Non era solo una provocatrice, ma un' atleta di tutto rispetto. Nel 1974 vinse la maratona di New York, l' anno dopo, ancora a Boston, fece il suo record personale chiudendo in 2 ore e 50 minuti. Nel 1968 si è laureata in giornalismo, è diventata una conduttrice televisiva e autrice di libri di successo sulla corsa. Ha fondato «261 Fearless» («senza paura», accanto al numero del pettorale del 1967 diventato un simbolo), un' associazione che promuove l' emancipazione delle donne attraverso il running.

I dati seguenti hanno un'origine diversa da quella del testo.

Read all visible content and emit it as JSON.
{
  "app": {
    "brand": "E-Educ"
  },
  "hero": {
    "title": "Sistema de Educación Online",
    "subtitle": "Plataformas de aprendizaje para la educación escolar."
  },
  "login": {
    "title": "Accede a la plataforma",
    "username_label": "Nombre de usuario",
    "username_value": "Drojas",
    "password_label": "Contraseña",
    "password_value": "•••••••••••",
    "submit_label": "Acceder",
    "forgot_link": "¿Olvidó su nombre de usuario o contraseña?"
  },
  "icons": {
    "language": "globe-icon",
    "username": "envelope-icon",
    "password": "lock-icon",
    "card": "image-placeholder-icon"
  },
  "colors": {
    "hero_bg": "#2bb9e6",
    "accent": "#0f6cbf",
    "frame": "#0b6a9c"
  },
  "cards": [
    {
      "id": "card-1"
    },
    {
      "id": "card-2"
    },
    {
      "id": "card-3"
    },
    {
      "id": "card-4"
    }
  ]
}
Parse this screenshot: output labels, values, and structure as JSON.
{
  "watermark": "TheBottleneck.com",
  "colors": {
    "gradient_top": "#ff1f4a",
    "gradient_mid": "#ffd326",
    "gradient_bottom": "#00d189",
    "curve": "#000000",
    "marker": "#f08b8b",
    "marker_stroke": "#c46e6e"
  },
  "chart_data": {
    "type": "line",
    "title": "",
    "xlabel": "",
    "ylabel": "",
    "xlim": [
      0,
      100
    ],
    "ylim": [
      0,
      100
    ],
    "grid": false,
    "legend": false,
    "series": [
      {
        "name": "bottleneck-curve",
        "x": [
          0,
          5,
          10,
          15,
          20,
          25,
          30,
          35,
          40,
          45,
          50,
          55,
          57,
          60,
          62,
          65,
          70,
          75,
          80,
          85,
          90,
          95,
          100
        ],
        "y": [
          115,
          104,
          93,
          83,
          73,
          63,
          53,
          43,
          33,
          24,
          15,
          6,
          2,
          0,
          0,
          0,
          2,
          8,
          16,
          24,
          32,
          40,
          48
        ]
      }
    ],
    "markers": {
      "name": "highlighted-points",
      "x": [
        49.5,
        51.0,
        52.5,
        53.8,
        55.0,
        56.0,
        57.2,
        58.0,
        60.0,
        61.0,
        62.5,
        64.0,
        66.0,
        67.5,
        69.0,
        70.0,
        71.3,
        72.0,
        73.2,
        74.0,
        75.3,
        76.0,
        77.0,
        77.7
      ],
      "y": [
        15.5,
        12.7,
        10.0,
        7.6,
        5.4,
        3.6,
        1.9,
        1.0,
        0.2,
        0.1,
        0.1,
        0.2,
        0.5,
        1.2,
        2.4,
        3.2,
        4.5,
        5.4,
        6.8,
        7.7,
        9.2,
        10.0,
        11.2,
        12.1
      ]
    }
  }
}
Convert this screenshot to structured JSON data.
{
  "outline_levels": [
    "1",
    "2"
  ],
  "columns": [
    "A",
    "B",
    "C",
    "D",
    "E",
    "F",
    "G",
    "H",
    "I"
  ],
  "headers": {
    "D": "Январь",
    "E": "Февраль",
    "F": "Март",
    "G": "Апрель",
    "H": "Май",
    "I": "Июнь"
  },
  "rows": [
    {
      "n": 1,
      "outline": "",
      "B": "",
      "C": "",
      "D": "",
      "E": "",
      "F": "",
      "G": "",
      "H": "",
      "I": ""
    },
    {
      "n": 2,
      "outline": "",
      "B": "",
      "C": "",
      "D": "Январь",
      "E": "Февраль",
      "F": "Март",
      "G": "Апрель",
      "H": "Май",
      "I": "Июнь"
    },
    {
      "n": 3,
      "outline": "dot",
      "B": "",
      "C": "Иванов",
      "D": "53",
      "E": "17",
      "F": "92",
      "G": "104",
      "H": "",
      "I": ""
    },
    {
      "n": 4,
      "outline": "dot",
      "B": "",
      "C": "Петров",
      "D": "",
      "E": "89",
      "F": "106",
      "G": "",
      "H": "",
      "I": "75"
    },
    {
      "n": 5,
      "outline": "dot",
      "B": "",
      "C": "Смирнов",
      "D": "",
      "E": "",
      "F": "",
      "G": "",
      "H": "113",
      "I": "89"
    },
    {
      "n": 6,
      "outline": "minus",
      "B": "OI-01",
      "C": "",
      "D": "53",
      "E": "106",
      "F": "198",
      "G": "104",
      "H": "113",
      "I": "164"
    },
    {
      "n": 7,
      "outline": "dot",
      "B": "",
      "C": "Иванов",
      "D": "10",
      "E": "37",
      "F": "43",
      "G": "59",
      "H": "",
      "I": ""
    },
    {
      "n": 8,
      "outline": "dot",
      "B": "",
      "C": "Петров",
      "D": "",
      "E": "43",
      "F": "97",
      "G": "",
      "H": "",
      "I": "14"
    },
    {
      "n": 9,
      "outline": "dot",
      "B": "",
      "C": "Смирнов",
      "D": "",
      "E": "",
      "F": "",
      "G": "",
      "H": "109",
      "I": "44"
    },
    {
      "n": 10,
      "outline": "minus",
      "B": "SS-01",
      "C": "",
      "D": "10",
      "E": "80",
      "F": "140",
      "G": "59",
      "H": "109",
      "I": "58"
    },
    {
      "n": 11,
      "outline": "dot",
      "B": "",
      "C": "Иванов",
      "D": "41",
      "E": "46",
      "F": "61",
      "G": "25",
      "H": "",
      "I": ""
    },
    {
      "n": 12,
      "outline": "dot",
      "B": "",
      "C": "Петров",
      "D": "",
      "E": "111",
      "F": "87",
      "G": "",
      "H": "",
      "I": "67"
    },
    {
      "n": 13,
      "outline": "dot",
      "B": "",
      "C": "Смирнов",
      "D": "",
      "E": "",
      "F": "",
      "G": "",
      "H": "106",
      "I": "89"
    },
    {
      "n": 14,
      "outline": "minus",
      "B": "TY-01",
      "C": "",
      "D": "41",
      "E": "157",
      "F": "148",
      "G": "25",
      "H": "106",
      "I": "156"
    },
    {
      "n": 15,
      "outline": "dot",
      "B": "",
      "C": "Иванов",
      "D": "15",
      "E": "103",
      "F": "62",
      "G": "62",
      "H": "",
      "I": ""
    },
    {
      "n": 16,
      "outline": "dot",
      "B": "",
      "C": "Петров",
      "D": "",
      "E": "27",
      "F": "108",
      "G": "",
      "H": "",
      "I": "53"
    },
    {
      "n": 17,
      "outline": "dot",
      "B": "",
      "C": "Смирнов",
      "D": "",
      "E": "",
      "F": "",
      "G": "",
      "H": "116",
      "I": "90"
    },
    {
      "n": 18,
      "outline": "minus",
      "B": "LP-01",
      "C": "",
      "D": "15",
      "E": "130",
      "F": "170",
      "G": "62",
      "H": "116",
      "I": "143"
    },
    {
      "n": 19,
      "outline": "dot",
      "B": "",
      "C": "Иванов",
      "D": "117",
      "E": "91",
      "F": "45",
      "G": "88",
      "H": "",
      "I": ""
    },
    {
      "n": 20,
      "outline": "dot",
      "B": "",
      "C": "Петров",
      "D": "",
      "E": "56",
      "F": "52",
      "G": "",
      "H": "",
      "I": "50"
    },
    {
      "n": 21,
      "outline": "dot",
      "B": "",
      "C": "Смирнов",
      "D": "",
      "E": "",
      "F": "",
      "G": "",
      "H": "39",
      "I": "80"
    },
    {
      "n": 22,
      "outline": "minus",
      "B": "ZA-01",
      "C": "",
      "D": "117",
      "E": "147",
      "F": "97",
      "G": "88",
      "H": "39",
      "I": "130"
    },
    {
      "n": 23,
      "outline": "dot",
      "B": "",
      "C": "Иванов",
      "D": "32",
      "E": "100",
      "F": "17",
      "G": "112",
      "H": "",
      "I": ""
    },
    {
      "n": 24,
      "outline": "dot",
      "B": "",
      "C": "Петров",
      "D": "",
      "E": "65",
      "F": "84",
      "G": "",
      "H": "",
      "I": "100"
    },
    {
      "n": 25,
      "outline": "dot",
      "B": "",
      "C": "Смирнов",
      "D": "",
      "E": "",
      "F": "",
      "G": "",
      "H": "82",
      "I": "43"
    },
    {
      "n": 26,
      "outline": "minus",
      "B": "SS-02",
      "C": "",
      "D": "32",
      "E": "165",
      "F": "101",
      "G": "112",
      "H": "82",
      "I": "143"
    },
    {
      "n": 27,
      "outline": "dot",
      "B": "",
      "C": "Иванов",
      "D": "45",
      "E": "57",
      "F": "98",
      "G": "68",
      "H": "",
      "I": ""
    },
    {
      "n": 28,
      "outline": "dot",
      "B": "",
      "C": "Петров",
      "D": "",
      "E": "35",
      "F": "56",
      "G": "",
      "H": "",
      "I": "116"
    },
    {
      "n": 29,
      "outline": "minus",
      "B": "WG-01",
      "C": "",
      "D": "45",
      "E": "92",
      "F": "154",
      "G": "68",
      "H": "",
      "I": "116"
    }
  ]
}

Dopo 50 anni il 19 aprile non vuole sfigurare: «Mi sto allenando duramente. Sarà una celebrazione, un modo per ringraziare tutti coloro che si battono per rafforzare il nostro ruolo». Per inciso, Tom, l' energumeno fidanzato di allora, divenne suo marito l' anno dopo, ma non funzionò. Si separarono nel 1973. Poi un secondo matrimonio e nuovo divorzio, finché non conobbe un runner e scrittore inglese. Libera di correre, anche nella vita privata.